Synthesis, characterization, and gelation and development of liquid crystalline order during isothermal cure of rigid rod epoxy

The liquid crystalline thermoset monomers 4,4′-diglycidyloxy-α-methylstilbene (DOMS) and D2A1 that resulted from reaction between DOMS and aniline were synthesized. The monomers were characterized with cross-polarized optical microscopy, differential scanning calorimetry (DSC) and dynamic thermogravimetric analysis (TGA). DOMS showed monotropic liquid crystalline mesophase and D2A1 showed smectic phase even at room temperature and turned into nematic then cleared upon heating.; DOMS was cured with sulfanilamide (SAA) and D2A1 was cured with catalytic curing agent, 1-methyl imidazole (MI).

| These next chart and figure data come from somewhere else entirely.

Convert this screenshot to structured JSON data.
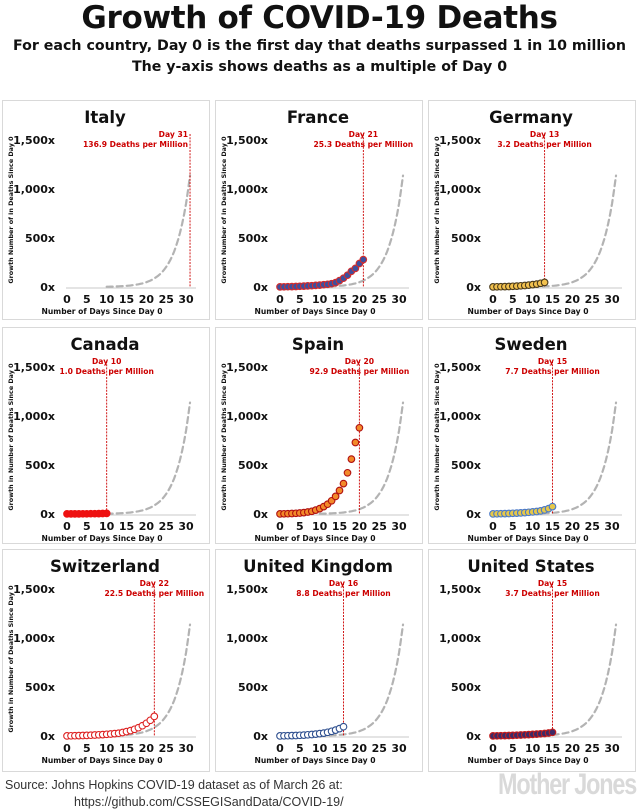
{
  "header": {
    "title": "Growth of COVID-19 Deaths",
    "subtitle1": "For each country, Day 0 is the first day that deaths surpassed 1 in 10 million",
    "subtitle2": "The y-axis shows deaths as a multiple of Day 0"
  },
  "footer": {
    "source_line1": "Source: Johns Hopkins COVID-19 dataset as of March 26 at:",
    "source_line2": "https://github.com/CSSEGISandData/COVID-19/",
    "logo_text": "Mother Jones"
  },
  "colors": {
    "marker_line": "#cc0000",
    "trend_line": "#b3b3b3",
    "panel_border": "#d9d9d9"
  },
  "chart_data": [
    {
      "type": "scatter",
      "title": "Italy",
      "xlabel": "Number of Days Since Day 0",
      "ylabel": "Growth Number of in Deaths Since Day 0",
      "xlim": [
        0,
        32
      ],
      "ylim": [
        0,
        1500
      ],
      "x_ticks": [
        "0",
        "5",
        "10",
        "15",
        "20",
        "25",
        "30"
      ],
      "y_ticks": [
        "0x",
        "500x",
        "1,000x",
        "1,500x"
      ],
      "marker_day": 31,
      "annotation_day": "Day 31",
      "annotation_value": "136.9 Deaths per Million",
      "point_fill": "#ffffff",
      "point_stroke": "#ffffff",
      "x": [],
      "y": []
    },
    {
      "type": "scatter",
      "title": "France",
      "xlabel": "Number of Days Since Day 0",
      "ylabel": "Growth Number of in Deaths Since Day 0",
      "xlim": [
        0,
        32
      ],
      "ylim": [
        0,
        1500
      ],
      "x_ticks": [
        "0",
        "5",
        "10",
        "15",
        "20",
        "25",
        "30"
      ],
      "y_ticks": [
        "0x",
        "500x",
        "1,000x",
        "1,500x"
      ],
      "marker_day": 21,
      "annotation_day": "Day 21",
      "annotation_value": "25.3 Deaths per Million",
      "point_fill": "#3d4f9e",
      "point_stroke": "#d42c2c",
      "x": [
        0,
        1,
        2,
        3,
        4,
        5,
        6,
        7,
        8,
        9,
        10,
        11,
        12,
        13,
        14,
        15,
        16,
        17,
        18,
        19,
        20,
        21
      ],
      "y": [
        1,
        2,
        3,
        4,
        5,
        7,
        9,
        11,
        13,
        16,
        19,
        23,
        28,
        34,
        45,
        65,
        90,
        120,
        160,
        190,
        240,
        280
      ]
    },
    {
      "type": "scatter",
      "title": "Germany",
      "xlabel": "Number of Days Since Day 0",
      "ylabel": "Growth Number of in Deaths Since Day 0",
      "xlim": [
        0,
        32
      ],
      "ylim": [
        0,
        1500
      ],
      "x_ticks": [
        "0",
        "5",
        "10",
        "15",
        "20",
        "25",
        "30"
      ],
      "y_ticks": [
        "0x",
        "500x",
        "1,000x",
        "1,500x"
      ],
      "marker_day": 13,
      "annotation_day": "Day 13",
      "annotation_value": "3.2 Deaths per Million",
      "point_fill": "#f2c14e",
      "point_stroke": "#4a3a1a",
      "x": [
        0,
        1,
        2,
        3,
        4,
        5,
        6,
        7,
        8,
        9,
        10,
        11,
        12,
        13
      ],
      "y": [
        1,
        2,
        3,
        4,
        5,
        7,
        9,
        12,
        15,
        19,
        24,
        30,
        38,
        47
      ]
    },
    {
      "type": "scatter",
      "title": "Canada",
      "xlabel": "Number of Days Since Day 0",
      "ylabel": "Growth in Number of Deaths Since Day 0",
      "xlim": [
        0,
        32
      ],
      "ylim": [
        0,
        1500
      ],
      "x_ticks": [
        "0",
        "5",
        "10",
        "15",
        "20",
        "25",
        "30"
      ],
      "y_ticks": [
        "0x",
        "500x",
        "1,000x",
        "1,500x"
      ],
      "marker_day": 10,
      "annotation_day": "Day 10",
      "annotation_value": "1.0 Deaths per Million",
      "point_fill": "#ee1111",
      "point_stroke": "#ee1111",
      "x": [
        0,
        1,
        2,
        3,
        4,
        5,
        6,
        7,
        8,
        9,
        10
      ],
      "y": [
        1,
        1,
        1,
        1,
        2,
        2,
        3,
        3,
        4,
        5,
        6
      ]
    },
    {
      "type": "scatter",
      "title": "Spain",
      "xlabel": "Number of Days Since Day 0",
      "ylabel": "Growth in Number of Deaths Since Day 0",
      "xlim": [
        0,
        32
      ],
      "ylim": [
        0,
        1500
      ],
      "x_ticks": [
        "0",
        "5",
        "10",
        "15",
        "20",
        "25",
        "30"
      ],
      "y_ticks": [
        "0x",
        "500x",
        "1,000x",
        "1,500x"
      ],
      "marker_day": 20,
      "annotation_day": "Day 20",
      "annotation_value": "92.9 Deaths per Million",
      "point_fill": "#f28a2a",
      "point_stroke": "#b01010",
      "x": [
        0,
        1,
        2,
        3,
        4,
        5,
        6,
        7,
        8,
        9,
        10,
        11,
        12,
        13,
        14,
        15,
        16,
        17,
        18,
        19,
        20
      ],
      "y": [
        1,
        2,
        3,
        5,
        7,
        10,
        14,
        20,
        28,
        40,
        55,
        75,
        100,
        135,
        180,
        240,
        310,
        420,
        560,
        730,
        880
      ]
    },
    {
      "type": "scatter",
      "title": "Sweden",
      "xlabel": "Number of Days Since Day 0",
      "ylabel": "Growth in Number of Deaths Since Day 0",
      "xlim": [
        0,
        32
      ],
      "ylim": [
        0,
        1500
      ],
      "x_ticks": [
        "0",
        "5",
        "10",
        "15",
        "20",
        "25",
        "30"
      ],
      "y_ticks": [
        "0x",
        "500x",
        "1,000x",
        "1,500x"
      ],
      "marker_day": 15,
      "annotation_day": "Day 15",
      "annotation_value": "7.7 Deaths per Million",
      "point_fill": "#e6c84a",
      "point_stroke": "#4a79c8",
      "x": [
        0,
        1,
        2,
        3,
        4,
        5,
        6,
        7,
        8,
        9,
        10,
        11,
        12,
        13,
        14,
        15
      ],
      "y": [
        1,
        2,
        3,
        4,
        5,
        7,
        9,
        11,
        14,
        17,
        21,
        26,
        32,
        42,
        55,
        75
      ]
    },
    {
      "type": "scatter",
      "title": "Switzerland",
      "xlabel": "Number of Days Since Day 0",
      "ylabel": "Growth in Number of Deaths Since Day 0",
      "xlim": [
        0,
        32
      ],
      "ylim": [
        0,
        1500
      ],
      "x_ticks": [
        "0",
        "5",
        "10",
        "15",
        "20",
        "25",
        "30"
      ],
      "y_ticks": [
        "0x",
        "500x",
        "1,000x",
        "1,500x"
      ],
      "marker_day": 22,
      "annotation_day": "Day 22",
      "annotation_value": "22.5 Deaths per Million",
      "point_fill": "#ffffff",
      "point_stroke": "#dd2222",
      "x": [
        0,
        1,
        2,
        3,
        4,
        5,
        6,
        7,
        8,
        9,
        10,
        11,
        12,
        13,
        14,
        15,
        16,
        17,
        18,
        19,
        20,
        21,
        22
      ],
      "y": [
        1,
        2,
        3,
        4,
        5,
        6,
        8,
        10,
        12,
        14,
        17,
        20,
        24,
        29,
        36,
        45,
        55,
        68,
        85,
        105,
        130,
        160,
        200
      ]
    },
    {
      "type": "scatter",
      "title": "United Kingdom",
      "xlabel": "Number of Days Since Day 0",
      "ylabel": "",
      "xlim": [
        0,
        32
      ],
      "ylim": [
        0,
        1500
      ],
      "x_ticks": [
        "0",
        "5",
        "10",
        "15",
        "20",
        "25",
        "30"
      ],
      "y_ticks": [
        "0x",
        "500x",
        "1,000x",
        "1,500x"
      ],
      "marker_day": 16,
      "annotation_day": "Day 16",
      "annotation_value": "8.8 Deaths per Million",
      "point_fill": "#ffffff",
      "point_stroke": "#2e4f8f",
      "x": [
        0,
        1,
        2,
        3,
        4,
        5,
        6,
        7,
        8,
        9,
        10,
        11,
        12,
        13,
        14,
        15,
        16
      ],
      "y": [
        1,
        2,
        3,
        4,
        5,
        7,
        9,
        12,
        15,
        19,
        24,
        30,
        38,
        48,
        60,
        75,
        95
      ]
    },
    {
      "type": "scatter",
      "title": "United States",
      "xlabel": "Number of Days Since Day 0",
      "ylabel": "",
      "xlim": [
        0,
        32
      ],
      "ylim": [
        0,
        1500
      ],
      "x_ticks": [
        "0",
        "5",
        "10",
        "15",
        "20",
        "25",
        "30"
      ],
      "y_ticks": [
        "0x",
        "500x",
        "1,000x",
        "1,500x"
      ],
      "marker_day": 15,
      "annotation_day": "Day 15",
      "annotation_value": "3.7 Deaths per Million",
      "point_fill": "#3d2a66",
      "point_stroke": "#c41d1d",
      "x": [
        0,
        1,
        2,
        3,
        4,
        5,
        6,
        7,
        8,
        9,
        10,
        11,
        12,
        13,
        14,
        15
      ],
      "y": [
        1,
        2,
        3,
        4,
        5,
        6,
        8,
        10,
        12,
        14,
        16,
        19,
        22,
        26,
        31,
        38
      ]
    }
  ]
}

Thermal stability tests of DOMS-SAA, D2A1-MI and commercial nonliquid crystalline epoxy, diglycidyl ether of bisphenol A (DGEBA) SAA system via dynamic TGA shows that the factor that most influences thermal stability is the molecular structure of the material itself rather than liquid crystalline phases. The %conversion data were determined from dynamic DSC scan to examine the applicability of Flory's gelation theory. The results reveal that even though the amount of reaction that occurs in the liquid crystalline phase is different at different cure temperatures, the isoconversion theory of gelation fits quite well. The actual average value of the conversion at the gel point is 0.677, which is slightly higher than the calculated theoretical value of 0.577 because of the failed assumptions of this theory. That is, there might be reactivity differences among the same types of functional groups and intramolecular connections are possible.; The phase transitions do not show isoconversion behavior in contrast to gelation. Instead, the conversion where phase changes from isotropic to a liquid crystalline phase tends to increase with temperature because the critical length of the molecules needed for the liquid crystallinity increases with temperature.